April 10, 2001

impending doom


I am in deep shit. I think.

If I haven’t mentioned it before, I coach rowing, as well as doing it myself. T and I will be teaching Beginner and Intermediate classes on weekends, starting in two weeks. I hadn’t gotten checked out on the new coaching launches, since they arrived shortly before I left for MA, so I called up Coach DI and arranged to do that yesterday evening.

I got there in time to see the last half hour of the Juniors’ class, including not only rowing but calisthenics enough to make me glad I’m not in high school any longer. After they were done, DI completely reamed them out for being soft and having a lackadaisical attitude (mispronouncing "lackadaisical" in the process). Like kids in a strict ballet or martial arts class, they seemed to thrive on it, actually, but that lecture should probably have clued me in that he was in a bad mood. He’s been crabby lately anyhow, probably overworked and burnt out.

They finally finished, and before we went down to the launch, I pointed out that someone else’s boat was tied down on my slings (just cheap camp-stools).

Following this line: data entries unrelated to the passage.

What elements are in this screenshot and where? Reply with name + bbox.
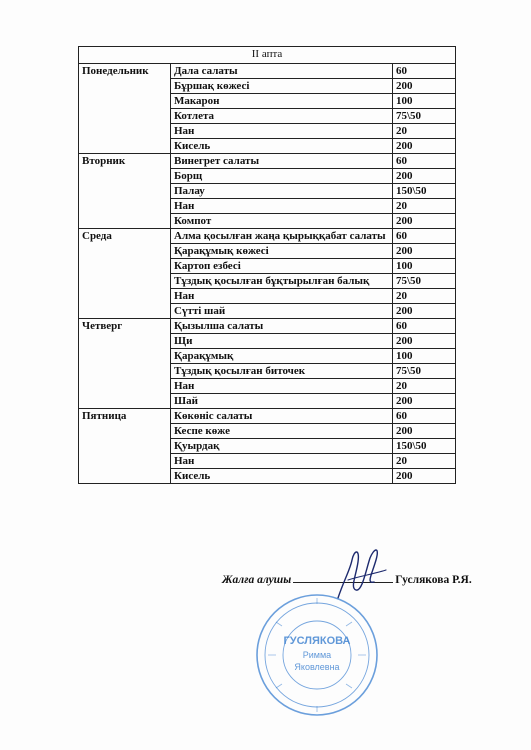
stamp-name: ГУСЛЯКОВА [283, 635, 351, 647]
day-name: Среда [79, 229, 171, 244]
menu-row [79, 304, 456, 319]
day-cell-empty [79, 139, 171, 154]
menu-row [79, 214, 456, 229]
dish-name: Винегрет салаты [171, 154, 393, 169]
dish-amount: 200 [393, 79, 456, 94]
dish-amount: 20 [393, 124, 456, 139]
dish-name: Алма қосылған жаңа қырыққабат салаты [171, 229, 393, 244]
signature-label: Жалға алушы [222, 574, 292, 586]
dish-amount: 60 [393, 409, 456, 424]
day-cell-empty [79, 169, 171, 184]
dish-name: Шай [171, 394, 393, 409]
dish-amount: 20 [393, 454, 456, 469]
dish-name: Тұздық қосылған бұқтырылған балық [171, 274, 393, 289]
menu-row [79, 274, 456, 289]
dish-name: Дала салаты [171, 64, 393, 79]
menu-row [79, 319, 456, 334]
day-cell-empty [79, 274, 171, 289]
dish-name: Қуырдақ [171, 439, 393, 454]
day-cell-empty [79, 184, 171, 199]
menu-row [79, 169, 456, 184]
day-cell-empty [79, 469, 171, 484]
dish-amount: 60 [393, 319, 456, 334]
menu-row [79, 334, 456, 349]
dish-amount: 100 [393, 259, 456, 274]
menu-row [79, 94, 456, 109]
dish-amount: 75\50 [393, 364, 456, 379]
menu-table [78, 46, 456, 484]
dish-amount: 200 [393, 304, 456, 319]
day-cell-empty [79, 379, 171, 394]
dish-amount: 200 [393, 469, 456, 484]
dish-name: Тұздық қосылған биточек [171, 364, 393, 379]
menu-row [79, 184, 456, 199]
menu-row [79, 229, 456, 244]
day-name: Вторник [79, 154, 171, 169]
menu-row [79, 349, 456, 364]
dish-name: Нан [171, 124, 393, 139]
dish-name: Нан [171, 199, 393, 214]
dish-name: Нан [171, 454, 393, 469]
menu-row [79, 409, 456, 424]
menu-row [79, 364, 456, 379]
menu-row [79, 379, 456, 394]
dish-name: Кеспе көже [171, 424, 393, 439]
dish-name: Компот [171, 214, 393, 229]
day-cell-empty [79, 394, 171, 409]
dish-amount: 200 [393, 139, 456, 154]
dish-amount: 100 [393, 349, 456, 364]
day-cell-empty [79, 79, 171, 94]
day-cell-empty [79, 364, 171, 379]
dish-name: Қарақұмық көжесі [171, 244, 393, 259]
menu-row [79, 394, 456, 409]
dish-amount: 200 [393, 244, 456, 259]
stamp-patronymic: Яковлевна [294, 662, 340, 672]
day-cell-empty [79, 334, 171, 349]
day-cell-empty [79, 304, 171, 319]
dish-amount: 20 [393, 289, 456, 304]
menu-row [79, 259, 456, 274]
dish-name: Котлета [171, 109, 393, 124]
dish-amount: 200 [393, 394, 456, 409]
dish-name: Сүтті шай [171, 304, 393, 319]
week-title: II апта [79, 47, 456, 64]
dish-name: Палау [171, 184, 393, 199]
menu-row [79, 199, 456, 214]
dish-name: Бұршақ көжесі [171, 79, 393, 94]
stamp-first-name: Римма [302, 650, 332, 660]
dish-name: Нан [171, 289, 393, 304]
dish-name: Көкөніс салаты [171, 409, 393, 424]
day-cell-empty [79, 349, 171, 364]
dish-amount: 75\50 [393, 109, 456, 124]
menu-row [79, 244, 456, 259]
dish-amount: 60 [393, 154, 456, 169]
dish-amount: 60 [393, 229, 456, 244]
menu-row [79, 139, 456, 154]
dish-amount: 75\50 [393, 274, 456, 289]
dish-name: Қарақұмық [171, 349, 393, 364]
day-name: Пятница [79, 409, 171, 424]
signature-name: Гуслякова Р.Я. [395, 574, 472, 586]
menu-row [79, 64, 456, 79]
dish-name: Щи [171, 334, 393, 349]
day-cell-empty [79, 199, 171, 214]
day-cell-empty [79, 424, 171, 439]
dish-name: Макарон [171, 94, 393, 109]
dish-amount: 200 [393, 169, 456, 184]
day-cell-empty [79, 289, 171, 304]
menu-row [79, 79, 456, 94]
dish-name: Борщ [171, 169, 393, 184]
day-cell-empty [79, 214, 171, 229]
dish-amount: 200 [393, 214, 456, 229]
menu-row [79, 124, 456, 139]
dish-amount: 60 [393, 64, 456, 79]
day-cell-empty [79, 244, 171, 259]
day-cell-empty [79, 94, 171, 109]
menu-row [79, 154, 456, 169]
day-name: Понедельник [79, 64, 171, 79]
menu-row [79, 424, 456, 439]
day-cell-empty [79, 259, 171, 274]
dish-amount: 20 [393, 199, 456, 214]
dish-name: Кисель [171, 139, 393, 154]
dish-name: Нан [171, 379, 393, 394]
dish-name: Кисель [171, 469, 393, 484]
menu-row [79, 109, 456, 124]
dish-name: Картоп езбесі [171, 259, 393, 274]
dish-amount: 150\50 [393, 184, 456, 199]
dish-amount: 20 [393, 379, 456, 394]
menu-row [79, 439, 456, 454]
day-cell-empty [79, 454, 171, 469]
dish-amount: 150\50 [393, 439, 456, 454]
dish-amount: 100 [393, 94, 456, 109]
day-name: Четверг [79, 319, 171, 334]
day-cell-empty [79, 124, 171, 139]
official-stamp [254, 592, 380, 718]
menu-row [79, 289, 456, 304]
dish-name: Қызылша салаты [171, 319, 393, 334]
menu-row [79, 469, 456, 484]
dish-amount: 200 [393, 424, 456, 439]
menu-row [79, 454, 456, 469]
day-cell-empty [79, 439, 171, 454]
day-cell-empty [79, 109, 171, 124]
dish-amount: 200 [393, 334, 456, 349]
week-header-row [79, 47, 456, 64]
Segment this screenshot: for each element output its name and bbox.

This is a problem partly in case I want to use them and partly because it’s not safe. The boat could easily be blown over in a high wind, and rowing shells are fragile as well as expensive. There are other slings there, but they’re also private property.

That apparently was the wrong thing to say. As soon as we were out of earshot of anyone else, Coach DI ripped in to me. Apparently I hurt his feelings, because (he said) the last several times I have seen him, I have complained about something he has done, or rather not done, without even saying "Hello" first.

Two of those issues are that he owes me a shirt, to replace one I lent to a cox from another club who coxed a boat of ours (that I wasn’t in) in a race) and a jacket, because the one he ordered for me is way too big. These are low priority to him, and rightly so, but I’ve been waiting for both for quite a few months now, and anyway, I don’t really believe I should have to keep track of other people’s priorities. If you said you’d do something, you’re supposed to do it, in at least a reasonable period of time.

Of course, anything I said only made him angrier and increased the volume. DI’s one of those people who can’t brook disagreement, when once he’s gotten mad. He asked if he had ever treated me disrespectfully until now, and of course, I couldn’t think of specific instances, while standing there under fire.

After my last boss, another screamer, quit, I swore I would not allow myself to be yelled at again, by anyone who didn’t have the right to do so.

Now, in mitigation: it’s greatly to DI’s credit that he at least waited to start bellowing until there was no one else around. It’s also good that after all the yelling, he was able to calm down and answer some other questions I had. My former boss would not have been so considerate, on either count. And DI claims that it was I who ordered the jacket in a medium instead of small. Given my size, this seems unlikely, unless I was told they didn’t make smalls, but it is possible. Finally, the bit about my addressing concerns (though I do it politely) before even saying hello is true, and I finally figured out why while I was fuming last night. Generally, I have to wait for quite a while to get to talk to him, there are often several people trying to do the same. Also, he has a tendency to wander off and go talk to someone else while I’m trying to talk to him, so I do tend to get right to the problem and speak fast. (This applies even to, say, questions about coaching, not just to things affecting only me.) Speaking of "acting disrespectfully"....

These explosions happen every few months, and I am fucking sick and tired of them. The upshot is, I wrote him an e-mail last night, as formal and polite as I could make it. I ran it by T, who is generally calm and opposed to confrontation, and even he agreed it was the right thing to do. From memory, it was something like this:



I am writing this e-mail because, frankly, I can’t think clearly when someone is screaming at me. You may call this cowardice if you like; I don’t much care. The answer to your question is yes, you have treated me with disrespect; you yell at me about every two months. When I put myself in your class, I give you implicit permission to run the class however you see fit. If I don’t like it, I can always leave. Outside of class, however, you do not have the right to yell at me. It is neither pleasant nor productive. Please don’t do it again.

I will endeavor to accept, gracefully, any constructive criticism that is offered to me in a civilized manner.

I did go to rowing this morning, just to show my face, but we didn’t go out because of wind. Anyway, DI generally checks his mail about once a day, during business hours, so he probably hadn’t seen it yet.

I expect an explosion sometime later today.